Шрифт:
Закладка:
Еще думал в молитве: жизнь дана мне только под условием делания дел любви. И жизнь дана мне, как талант, для роста; расти же жизнь не может иначе, как делами любви. И моя жизнь истинная есть только та, которая взращена мною. Так что не сохраняя эту жизнь, а только тратя ее, я приобретаю жизнь истинную, вечную. – Еще в молитве думал о прощении грехов, как Христос говорит: прощаются тебе грехи твои. Ведь это не что иное, как сознание греха, зла его, сознание такое сильное, что повторение греха становится невозможным. Стоит сознать так грех, чтобы последствия его перестали связывать; напротив, когда сознал грех и освободился от него – познаете истину, и истина освободит вас – то последствия греха не то что радостны, но нужны, без них бы хуже, и они не тяжелы. Например, я обидел человека, он страдает. Это-то мне и нужно теперь, чтобы искупить перед обиженным мою обиду… Сознание греха освобождает от него. Познаете истину, и истина освободит вас. Прощаются грехи преодоленные.
Дневник, 21 ноября 1890 г., Ясная Поляна, т. 51, стр. 109.
Все так же радостно молюсь. Молитва всегдашняя теперь: Не людям, а Тебе и перед Тобою работаю, и не этой жизнью хочу жить, а всею – тою истинною, бессмертною.
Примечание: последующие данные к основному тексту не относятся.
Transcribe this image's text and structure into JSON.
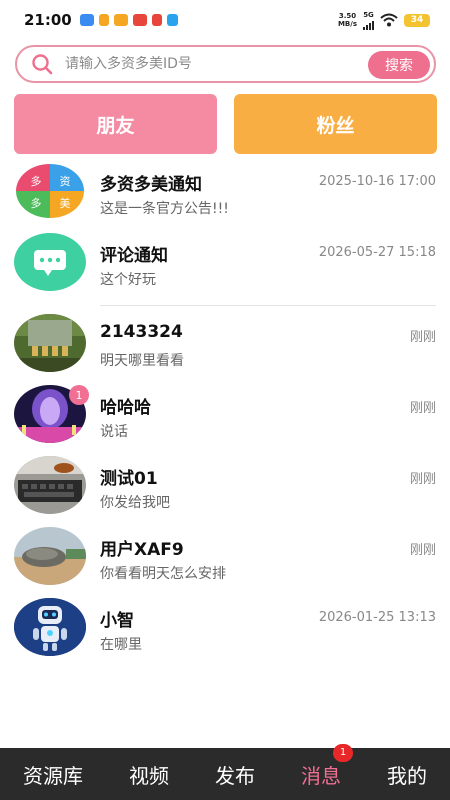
{
  "status_bar": {
    "time": "21:00",
    "net_speed_value": "3.50",
    "net_speed_unit": "MB/s",
    "network": "5G",
    "battery": "34",
    "app_colors": [
      "#3b8cf0",
      "#f5a623",
      "#f5a623",
      "#e8453c",
      "#e8453c",
      "#2aa3ef"
    ]
  },
  "search": {
    "placeholder": "请输入多资多美ID号",
    "button_label": "搜索"
  },
  "tabs": {
    "friends_label": "朋友",
    "fans_label": "粉丝"
  },
  "messages": [
    {
      "title": "多资多美通知",
      "time": "2025-10-16 17:00",
      "subtitle": "这是一条官方公告!!!",
      "avatar": "logo-avatar",
      "avatar_chars": [
        "多",
        "资",
        "多",
        "美"
      ]
    },
    {
      "title": "评论通知",
      "time": "2026-05-27 15:18",
      "subtitle": "这个好玩",
      "avatar": "comment-bubble-icon"
    },
    {
      "title": "2143324",
      "time": "刚刚",
      "subtitle": "明天哪里看看",
      "avatar": "photo-avatar"
    },
    {
      "title": "哈哈哈",
      "time": "刚刚",
      "subtitle": "说话",
      "avatar": "photo-avatar",
      "unread": "1"
    },
    {
      "title": "测试01",
      "time": "刚刚",
      "subtitle": "你发给我吧",
      "avatar": "photo-avatar"
    },
    {
      "title": "用户XAF9",
      "time": "刚刚",
      "subtitle": "你看看明天怎么安排",
      "avatar": "photo-avatar"
    },
    {
      "title": "小智",
      "time": "2026-01-25 13:13",
      "subtitle": "在哪里",
      "avatar": "robot-avatar"
    }
  ],
  "bottom_nav": {
    "items": [
      "资源库",
      "视频",
      "发布",
      "消息",
      "我的"
    ],
    "active": "消息",
    "message_badge": "1"
  },
  "colors": {
    "accent_pink": "#ee6f8e",
    "friends_tab": "#f48ba2",
    "fans_tab": "#f9ae44",
    "nav_bg": "#2b2b2b"
  }
}
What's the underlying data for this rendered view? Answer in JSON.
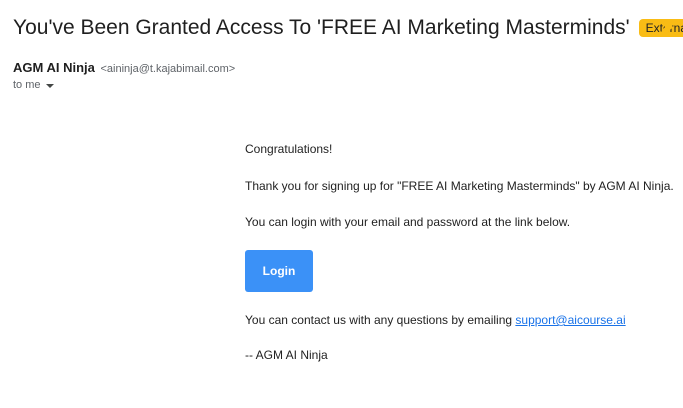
{
  "header": {
    "subject": "You've Been Granted Access To 'FREE AI Marketing Masterminds'",
    "external_badge": "External",
    "badge_color": "#f9bc15",
    "important_marker_color": "#f9bc15"
  },
  "sender": {
    "name": "AGM AI Ninja",
    "email": "<aininja@t.kajabimail.com>",
    "recipient_label": "to me"
  },
  "message": {
    "greeting": "Congratulations!",
    "thanks": "Thank you for signing up for \"FREE AI Marketing Masterminds\" by AGM AI Ninja.",
    "login_info": "You can login with your email and password at the link below.",
    "login_button": "Login",
    "contact_prefix": "You can contact us with any questions by emailing ",
    "contact_email": "support@aicourse.ai",
    "signature": "-- AGM AI Ninja",
    "button_color": "#3b91f7",
    "link_color": "#1a73e8"
  }
}
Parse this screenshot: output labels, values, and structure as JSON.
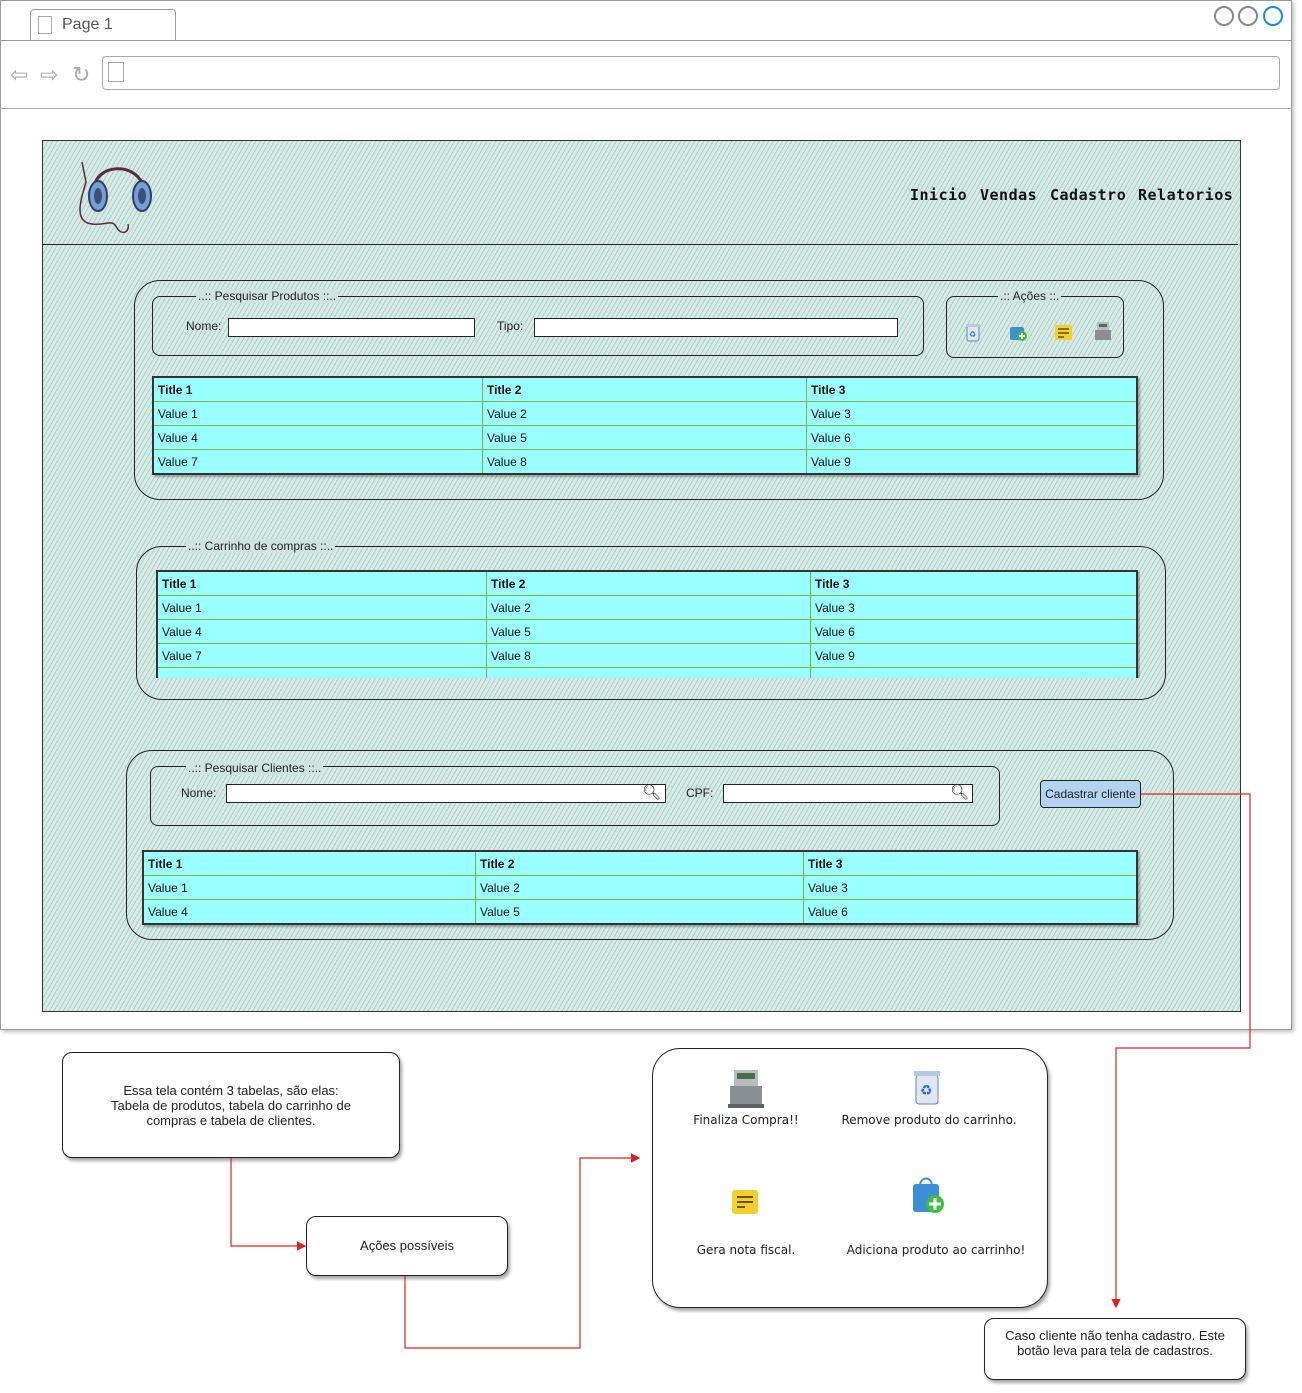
{
  "browser": {
    "tab_title": "Page 1"
  },
  "app": {
    "menu": [
      "Inicio",
      "Vendas",
      "Cadastro",
      "Relatorios"
    ]
  },
  "produtos": {
    "legend": "..:: Pesquisar Produtos ::..",
    "nome_label": "Nome:",
    "tipo_label": "Tipo:",
    "acoes_legend": ".:: Ações ::.",
    "acoes_icons": [
      "recycle-bin-icon",
      "add-to-cart-icon",
      "note-icon",
      "cash-register-icon"
    ],
    "table": {
      "headers": [
        "Title 1",
        "Title 2",
        "Title 3"
      ],
      "rows": [
        [
          "Value 1",
          "Value 2",
          "Value 3"
        ],
        [
          "Value 4",
          "Value 5",
          "Value 6"
        ],
        [
          "Value 7",
          "Value 8",
          "Value 9"
        ]
      ]
    }
  },
  "carrinho": {
    "legend": "..:: Carrinho de compras ::..",
    "table": {
      "headers": [
        "Title 1",
        "Title 2",
        "Title 3"
      ],
      "rows": [
        [
          "Value 1",
          "Value 2",
          "Value 3"
        ],
        [
          "Value 4",
          "Value 5",
          "Value 6"
        ],
        [
          "Value 7",
          "Value 8",
          "Value 9"
        ]
      ]
    }
  },
  "clientes": {
    "legend": "..:: Pesquisar Clientes ::..",
    "nome_label": "Nome:",
    "cpf_label": "CPF:",
    "cadastrar_button": "Cadastrar cliente",
    "table": {
      "headers": [
        "Title 1",
        "Title 2",
        "Title 3"
      ],
      "rows": [
        [
          "Value 1",
          "Value 2",
          "Value 3"
        ],
        [
          "Value 4",
          "Value 5",
          "Value 6"
        ]
      ]
    }
  },
  "notes": {
    "tabelas": "Essa tela contém 3 tabelas, são elas: Tabela de produtos, tabela do carrinho de compras e tabela de clientes.",
    "acoes": "Ações possíveis",
    "cadastro": "Caso cliente não tenha cadastro. Este botão leva para tela de cadastros."
  },
  "actions_legend": {
    "finaliza": "Finaliza Compra!!",
    "remove": "Remove produto do carrinho.",
    "gera": "Gera nota fiscal.",
    "adiciona": "Adiciona produto ao carrinho!"
  },
  "colors": {
    "table_bg": "#99ffff",
    "button_bg": "#b0d4f1",
    "connector": "#e02020"
  }
}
Дневник, 23 ноября 1890 г., Ясная Поляна, т. 51, стр. 109.
Вчера и нынче, как заведенные часы, жил и писал и молился. Писал много… Но вечером усталость мысли полная…
Молитва постоянная: хочу жить не себе, не людям, но Тебе. Нынче хотел задремать и лежа думал: не себе, не людям, т. е. не тому, что ясно, ощутительно, наверно есть. И всем этим жертвовать тому, чего не видишь – Богу. А что как его нет. И мне стало не то что страшно, а памятно, как бывало страшно. Любовь разрешает и сомнение о Боге – тем, что при любви не может быть того вопроса, который вызывает сомненье. Сомнение вызывается страхом за себя, за свою личность; а при любви ее нет.
Дневник, 26 ноября 1890 г., Крапивна[78], т. 51, стр. 110–111.
Я, ища помещения, ходил к Юдину[79]…, он сказал мне, что читает: Слава тебе Боже, Царю Небесный, Богородица, Символ веры, Возбранной, Достойно и еще что-то – ясно показывают, как вместо Христовой веры подставлена языческая, в которой молитва есть талисман.
Дневник, 28 ноября 1890 г., Ясная Поляна, т. 51, стр. 109–110.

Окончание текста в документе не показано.